Un écosystème émouvant
Serial-killer, thriller policier et investigation journalistique sont au programme d’une intrigue qui séduit moins par ses rebondissements que par le territoire dans lequel elle s’inscrit : celui de la communauté homosexuelle du New York du tournant des années 1980, dont la sociabilité s’articule autour de lieux de drague identifiés.
Des bosquets de Central Park aux saunas gays en passant par les leather bars tout en harnais et cagoules de cuir, ces marges codifiées permettent à la saison de déployer une esthétique queer et SM percutante mais aussi de sonder, avec une acuité quasi documentaire, un écosystème émouvant où les jeunes premiers à l’appétit dévorant croisent les âmes esseulées désespérément dans le placard.
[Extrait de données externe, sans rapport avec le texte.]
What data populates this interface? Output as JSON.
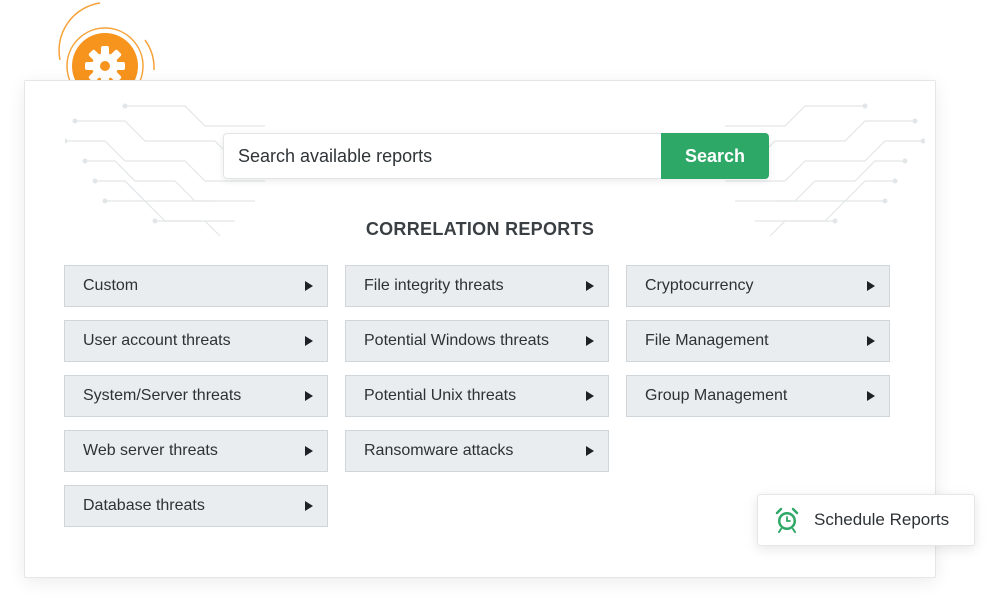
{
  "search": {
    "placeholder": "Search available reports",
    "button_label": "Search"
  },
  "section_title": "CORRELATION REPORTS",
  "reports": {
    "col0": [
      "Custom",
      "User account threats",
      "System/Server threats",
      "Web server threats",
      "Database threats"
    ],
    "col1": [
      "File integrity threats",
      "Potential Windows threats",
      "Potential Unix threats",
      "Ransomware attacks"
    ],
    "col2": [
      "Cryptocurrency",
      "File Management",
      "Group Management"
    ]
  },
  "schedule": {
    "label": "Schedule Reports",
    "icon": "alarm-clock-icon"
  },
  "badge": {
    "icon": "gear-icon"
  },
  "colors": {
    "accent_green": "#2ea866",
    "badge_orange": "#f7941d",
    "button_bg": "#e9edf0"
  }
}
Coups de couteaux et blessures au cœur
On pense évidemment au Cruising de William Friedkin, dans lequel un policier hétérosexuel incarné par Al Pacino pourchassait un tueur en série dans le milieu gay et sadomasochiste new-yorkais, à ceci près que tous les personnages appartiennent à la communauté blessée, permettant de détourner la fascination compatissante en colère empathique. Et si les épisodes jouent hardiment des échos entre la drague de partenaires, la chasse du tueur et sa traque, ce n’est pas tant pour lier leurs modes opératoires que pour en opposer les élans vitalistes et morbides.
Tournée après la pandémie de Covid-19 mais située en 1981, la grande affaire de cette saison reste la contamination et, dans une métaphore à peine dissimulée, l’épidémie de sida, dont les prémices sont diffractées en figurations buissonnantes. Pratiques à risque et autodéfense communautaire se nouent à un tropisme complotiste qui convoque notre époque en miroir, quand la mise en lumière de la frilosité coupable des autorités sanitaires est mise en regard avec l’inaction d’une police rongée par l’homophobie.
On s’y perd un peu, d’autant que la métaphore du tueur en série ne nécessitait pas forcément d’être doublée d’un arc épidémiologique pour être impactante. Mais on finit par s’y retrouver, quelque part entre Halston et Dahmer, les coups de couteaux et les blessures au cœur, chevillé à des personnages imparfaits dont l’aura palpite jusqu’aux abysses de la tragédie collective.
American Horror Story saison 11 : New York City, de Ryan Murphy et Brad Falchuk, avec Russell Tovey, Joe Mantello, Zachary Quinto… Disponible sur MyCanal.